Don't search harder, search smarter According to a filing issued to the U.S. Patent and Trademark Office, patent 7,158,961, Google is working on deploying a "similarity-engine." Google's patent filing says: "From the search engine's perspective, one problem in cataloging the large number of available web pages is that multiple ones of the web documents are often identical or nearly identical. Separately cataloging similar documents is inefficient and can be frustrating for the user if, in response to a request, a list of nearly identical documents is returned. Accordingly, it is desirable for the search engine to identify documents that are similar or "roughly the same" so that this type of redundancy in search results can be avoided" According to Google, the similarity-engine will be based on creating and calculating differences and sums in vectors. Using hashes and what Google calls "sketches," its engine will be able to compare differences in text as well as images. The similarity-engine will take an object, create an vector for it, and compare the vector to that of another object. Further into Google's filing, the search giant also describes the use of its similarity-engine in other applications. Besides web documents, the engine can be used to compare regular text documents, spreadsheets, presentations and other commonly used office productivity data. "The concepts described could also be implemented based on any object that contains a series of discrete elements," the filing emphasized. I wonder how this will affect the search in near future. Added link:
Other search engine won't able to use this so call 'similarity engine' feature and I think that is not good for search engine development.

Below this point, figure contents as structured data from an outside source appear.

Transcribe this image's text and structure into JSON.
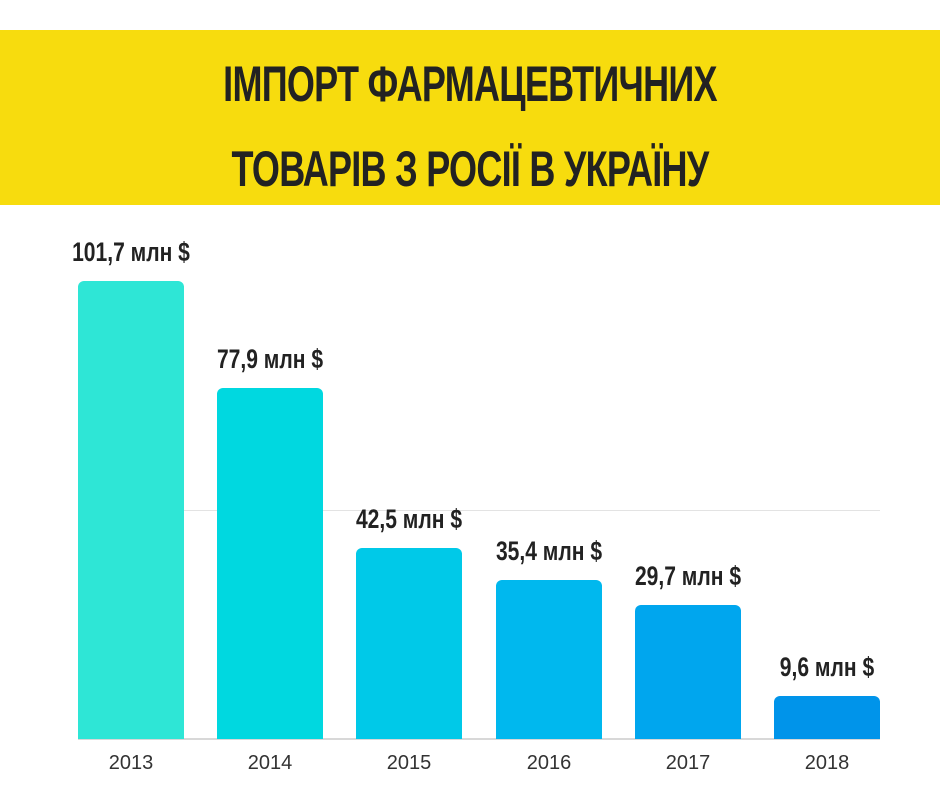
{
  "header": {
    "title_line1": "ІМПОРТ ФАРМАЦЕВТИЧНИХ",
    "title_line2": "ТОВАРІВ З РОСІЇ В УКРАЇНУ",
    "background_color": "#f7dc0e"
  },
  "bars": [
    {
      "year": "2013",
      "label": "101,7 млн $",
      "color": "#2ee6d6"
    },
    {
      "year": "2014",
      "label": "77,9 млн $",
      "color": "#00d8e0"
    },
    {
      "year": "2015",
      "label": "42,5 млн $",
      "color": "#00c9e8"
    },
    {
      "year": "2016",
      "label": "35,4 млн $",
      "color": "#00b8ee"
    },
    {
      "year": "2017",
      "label": "29,7 млн $",
      "color": "#00a6ee"
    },
    {
      "year": "2018",
      "label": "9,6 млн $",
      "color": "#0094ea"
    }
  ],
  "chart_data": {
    "type": "bar",
    "title": "ІМПОРТ ФАРМАЦЕВТИЧНИХ ТОВАРІВ З РОСІЇ В УКРАЇНУ",
    "categories": [
      "2013",
      "2014",
      "2015",
      "2016",
      "2017",
      "2018"
    ],
    "values": [
      101.7,
      77.9,
      42.5,
      35.4,
      29.7,
      9.6
    ],
    "unit": "млн $",
    "data_labels": [
      "101,7 млн $",
      "77,9 млн $",
      "42,5 млн $",
      "35,4 млн $",
      "29,7 млн $",
      "9,6 млн $"
    ],
    "xlabel": "",
    "ylabel": "",
    "grid": true,
    "legend": "none"
  }
}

Sounds interesting.. have a link to the document? 1. Seems to be further Duplicate content filtering 2. Just because a Patent is filed, doesn't mean it get's used. That is an assumption
I can tell u this much. No matter what u do. Humans are better. There will always be some type of issue going on, imo.
Google is ever learning and getting new patents. I think this 'similarity' thing is very true. So, content is king i guest. If your site have unique content, then your vector will be different. BUT what happens if somebody duplicate you and create hundreds of YOU? You get wash away by your own content.